Вечерело. Девушка тоскливо бродила по дому, пытаясь найти себе занятие, но всё валилось из рук, обычно ловких к любой работе. Она присела за прялку, но нить всё время рвалась в ее пальцах. Оставив веретено, она пересела к окошку. Какая странная тишина. Даже птиц не слышно. Хоть голос бы чей услышать.
- Улька́!
Девушка вздрогнула.
- Кто это меня зовёт?
- Улька́! Я это, - под окошком стояла Эрни, соседка из дома напротив. - Открывай!
Улька метнулась в сени, отодвинула щеколду. Эрни ввалилась в избу, будто за ней гнались. Соседка приткнулась на край лавки и зачастила:
- Слышала, Лявук-богач из Старого Серёжкино водяную мельницу построил? Теперь хочет большой праздник устроить на всю округу, зарезать барана - жертву Керемету принести, чтобы тот мельницу не ломал. Лявук человека прислал, тот приехал сейчас, зовёт помочь готовить шурпу. А тут у коровы желудок встал, съела что-то не то. Как я поеду? Как оставлю всё на Ильмуху своего непутёвого?
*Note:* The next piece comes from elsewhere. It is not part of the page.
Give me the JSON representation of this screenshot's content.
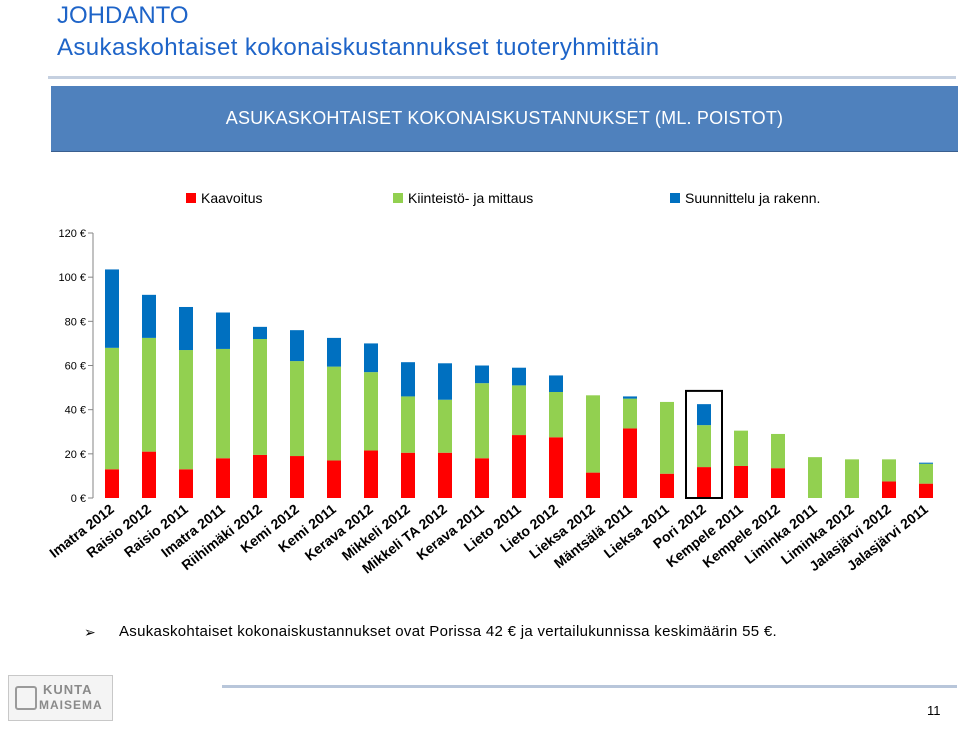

Ты поезжай! Ты хоть молода, но мастерица готовить. А за кур не переживай - покормлю, козу подою утром и вечером, а там и сама вернёшься. И подзаработать сможешь. Поезжай, Улька.
Говорила, а сама шарила глазами по избе, пытаясь уйти от прямого взгляда девушки.
- Сейчас ехать надо?
- Он за воротами, ждет. Собирайся быстрее.
Улька и рада заработать. И подругу повидает, которая в Старом Серёжкино живет, давненько не виделись. Как на сенокосе увиделись, так и потянуло друг к другу. Улька, улыбаясь своим мыслям, открыла сундук, достала платок, чистое платье, полотенце. Закрыла крышку сундука, расстелила платок, аккуратно сложила платье, а поверх него полотенце. А на нём по краю узор. "Помнишь, Улька, как мама его вышивала и песенку тебе пела про птицу. Вспомни эту песню. Вспомни, Улька..."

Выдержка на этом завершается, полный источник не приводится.